L'évolution du fleurissement, c'est aussi le recours à une gamme de plus en plus orientée vers les vivaces.

« Elles représentent actuellement 40 % de notre production, précise le chef d'entreprise. Mais elles constituent une solution parmi d'autres. Avantageuses pour leur pérennité et leur faible besoin en eau, elles ne sont pas qu'une solution pour faire des économies. Ça peut y contribuer, mais, sur le terrain, on voit de tout. Les problèmes viennent d'abord de la maîtrise des mauvaises herbes. Si elle n'est pas suffisamment assurée au départ, les adventices s'installent et deviennent incontrôlables. Adieu les économies. Ce qu'il faudrait, a minima, c'est un désherbage une fois par mois au début et un bon paillage.
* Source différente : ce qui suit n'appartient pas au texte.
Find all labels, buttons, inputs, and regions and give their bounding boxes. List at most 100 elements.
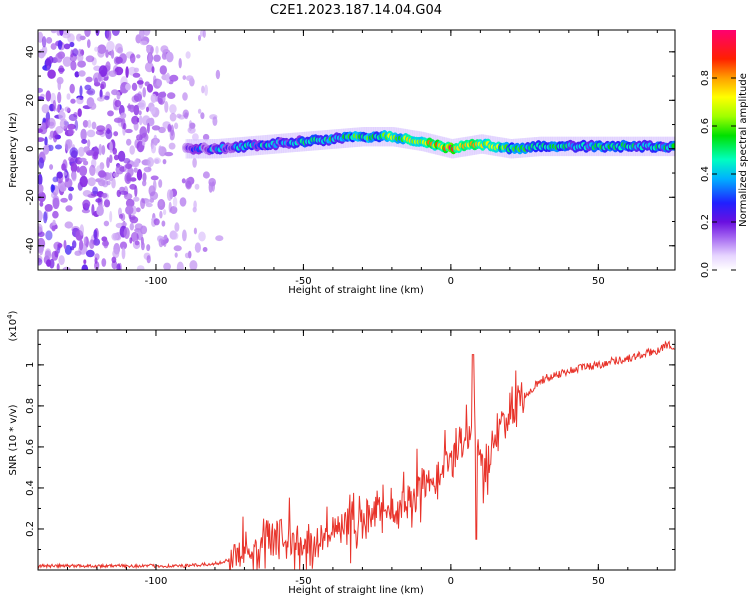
heatmap-cell: [145, 202, 153, 208]
x-tick-label: 50: [592, 576, 605, 587]
heatmap-cell: [85, 76, 93, 83]
heatmap-cell: [52, 197, 60, 209]
heatmap-cell: [56, 76, 64, 85]
snr-series-line: [38, 340, 675, 570]
heatmap-cell: [135, 158, 140, 166]
heatmap-cell: [193, 227, 197, 235]
heatmap-cell: [161, 220, 166, 227]
heatmap-cell: [156, 79, 163, 87]
heatmap-cell: [41, 104, 50, 114]
heatmap-cell: [104, 95, 110, 101]
heatmap-cell: [38, 173, 43, 186]
heatmap-cell: [58, 111, 66, 121]
heatmap-cell: [201, 85, 205, 94]
heatmap-cell: [81, 208, 90, 214]
heatmap-cell: [52, 176, 59, 183]
heatmap-cell: [87, 88, 96, 96]
heatmap-cell: [161, 52, 168, 60]
x-tick-label: -50: [295, 276, 311, 287]
heatmap-cell: [74, 119, 79, 131]
heatmap-cell: [77, 53, 84, 62]
heatmap-cell: [198, 231, 206, 242]
heatmap-cell: [158, 179, 163, 188]
heatmap-cell: [95, 30, 100, 37]
heatmap-cell: [136, 265, 145, 270]
heatmap-cell: [58, 65, 64, 74]
heatmap-cell: [52, 100, 57, 112]
snr-panel: -100 -50 0 50 0.2 0.4 0.6 0.8 1 Height of straig…: [6, 310, 676, 596]
heatmap-cell: [89, 239, 95, 250]
heatmap-cell: [95, 198, 102, 203]
colorbar-axes: 0.0 0.2 0.4 0.6 0.8: [700, 70, 736, 278]
heatmap-cell: [169, 135, 175, 141]
heatmap-cell: [101, 193, 108, 198]
heatmap-cell: [56, 171, 63, 179]
heatmap-cell: [125, 198, 135, 208]
heatmap-cell: [178, 58, 182, 69]
heatmap-cell: [158, 200, 163, 207]
heatmap-cell: [134, 240, 140, 246]
heatmap-cell: [671, 143, 675, 149]
heatmap-cell: [99, 89, 103, 99]
heatmap-cell: [176, 261, 184, 270]
heatmap-cell: [152, 179, 157, 192]
spectrogram-ylabel: Frequency (Hz): [8, 112, 19, 188]
heatmap-cell: [168, 142, 176, 150]
heatmap-cell: [81, 139, 88, 144]
heatmap-cell: [149, 197, 155, 203]
heatmap-cell: [38, 184, 44, 194]
heatmap-cell: [54, 250, 59, 258]
heatmap-cell: [143, 30, 151, 36]
heatmap-cell: [67, 33, 75, 43]
x-tick-label: 0: [448, 276, 454, 287]
heatmap-cell: [59, 30, 64, 36]
heatmap-cell: [136, 54, 141, 59]
heatmap-cell: [125, 66, 129, 78]
x-tick-label: 50: [592, 276, 605, 287]
heatmap-cell: [86, 97, 95, 108]
heatmap-cell: [93, 229, 98, 240]
heatmap-cell: [87, 139, 91, 148]
heatmap-cell: [38, 87, 43, 93]
heatmap-cell: [70, 98, 76, 104]
heatmap-cell: [103, 199, 111, 208]
heatmap-cell: [119, 190, 129, 195]
heatmap-cell: [113, 117, 123, 123]
y-tick-label: 0: [25, 146, 36, 152]
heatmap-cell: [109, 210, 113, 223]
heatmap-cell: [151, 66, 155, 74]
colorbar: 0.0 0.2 0.4 0.6 0.8 Normalized spectral ampl…: [700, 30, 749, 278]
heatmap-cell: [109, 154, 113, 164]
heatmap-cell: [38, 245, 44, 253]
heatmap-cell: [133, 67, 139, 73]
heatmap-cell: [105, 129, 113, 140]
heatmap-cell: [204, 84, 209, 97]
heatmap-cell: [86, 129, 96, 138]
heatmap-cell: [146, 244, 151, 252]
heatmap-cell: [57, 104, 61, 113]
colorbar-tick-label: 0.4: [700, 166, 711, 182]
heatmap-cell: [111, 89, 119, 96]
heatmap-cell: [82, 190, 92, 197]
heatmap-cell: [125, 163, 133, 169]
heatmap-cell: [70, 60, 77, 71]
heatmap-cell: [120, 112, 127, 119]
heatmap-cell: [107, 110, 114, 117]
heatmap-cell: [163, 262, 171, 270]
x-tick-label: -100: [145, 576, 168, 587]
heatmap-cell: [150, 93, 157, 104]
heatmap-cell: [38, 128, 43, 133]
heatmap-cell: [70, 162, 78, 173]
colorbar-gradient: [712, 30, 736, 270]
heatmap-cell: [100, 83, 105, 90]
heatmap-cell: [52, 219, 56, 227]
y-tick-label: 0.8: [25, 398, 36, 414]
heatmap-cell: [194, 242, 201, 253]
heatmap-cell: [57, 91, 62, 104]
heatmap-cell: [62, 266, 71, 270]
heatmap-cell: [140, 40, 148, 46]
heatmap-cell: [63, 43, 71, 50]
heatmap-cell: [44, 136, 48, 147]
heatmap-cell: [138, 110, 142, 116]
heatmap-cell: [169, 104, 177, 114]
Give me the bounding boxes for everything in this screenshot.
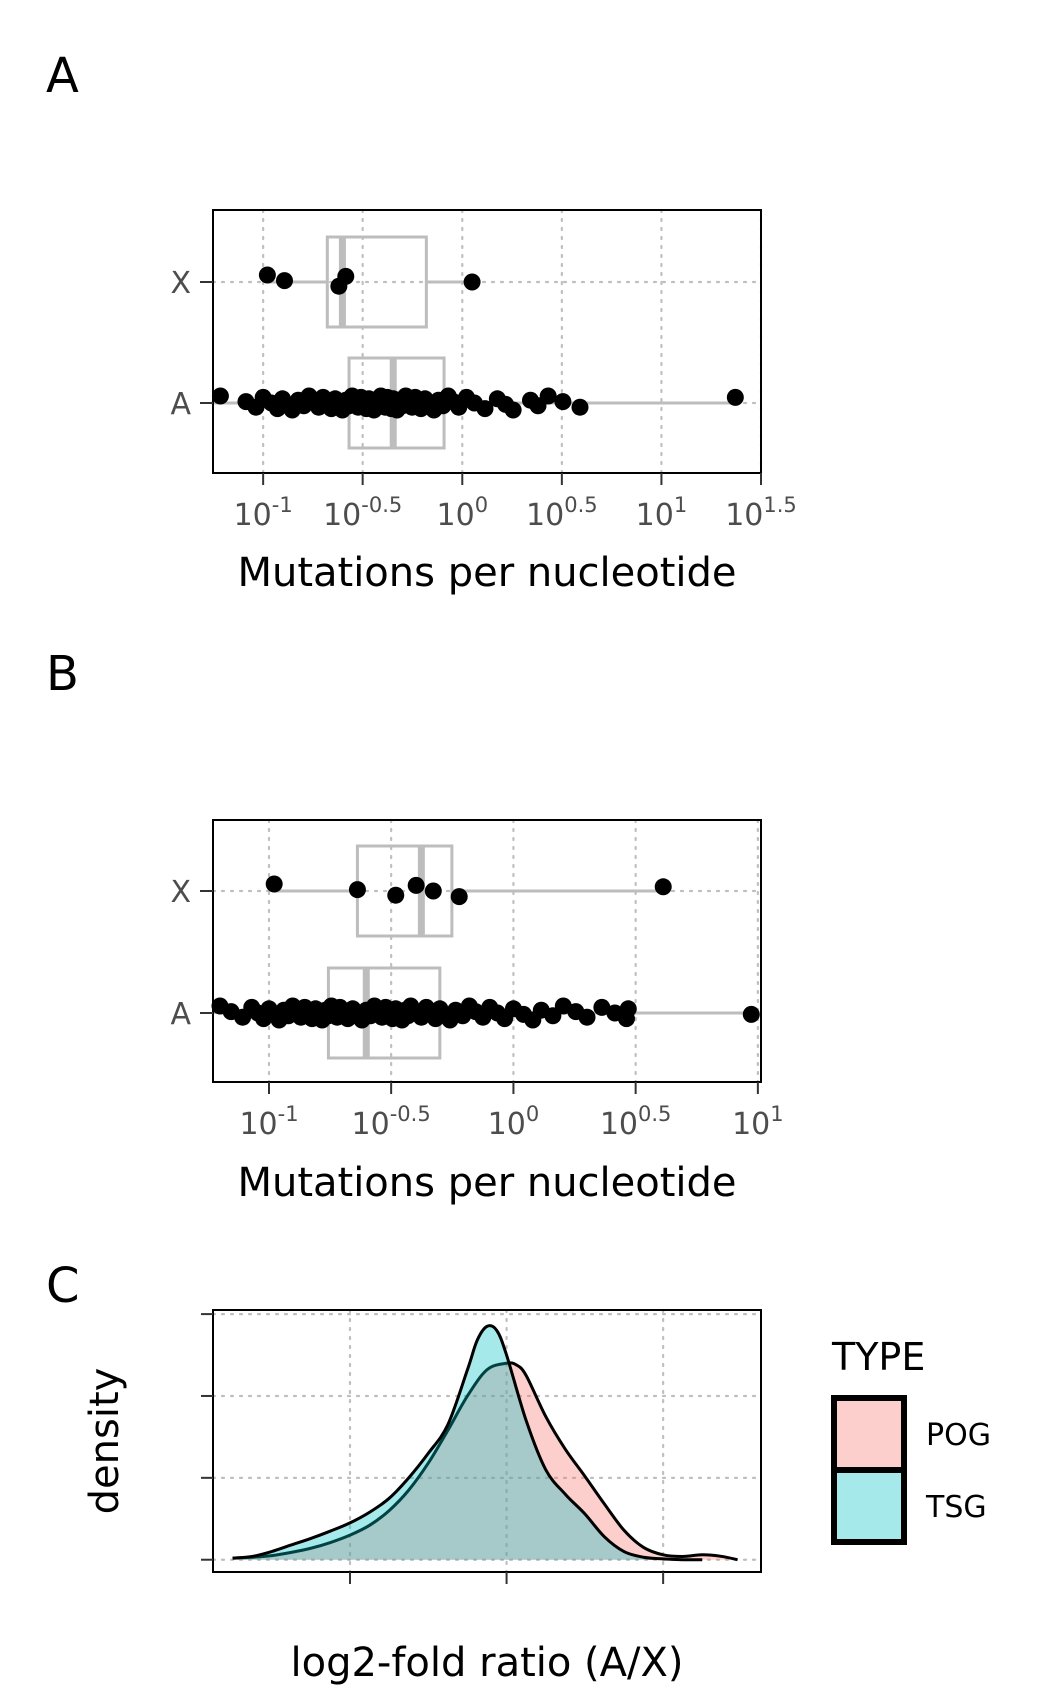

Avec ça, on peut assurer un fleurissement de qualité pour cinq ans à condition d'avoir choisi des espèces adaptées au climat de la région, à leur milieu de plantation, et d'envisager au minimum trente espèces par décor. Les gains seront réels : en annuelles ou en vivaces, le coût d'un massif oscille entre 13 et 18 euros par mètre carré. Si on y associe des arbustes, il atteindra entre 15 et 20 €/m². À moyen terme, la pérennité permet de réaliser de véritables économies. »

Pascal Fayolle

À Saint-Hilaire-de-Riez (85), classée « 3 Fleurs », ce décor de vivaces, ici présenté trois mois après plantation, a été conçu par l'entreprise Simier.

PHOTO : ETS SIMIER

Le catalogue de l'entreprise compte plus de 2 000 références de plantes répertoriées dans une base de données informatisée avec plus de 150 critères de recherche.

PHOTO : PASCAL FAYOLLE

Assurer un service sur mesure en étant capable de répondre à une clientèle qui est à la recherche du mouton à cinq pattes fait également partie du modèle économique de l'entreprise Simier à l'heure actuelle.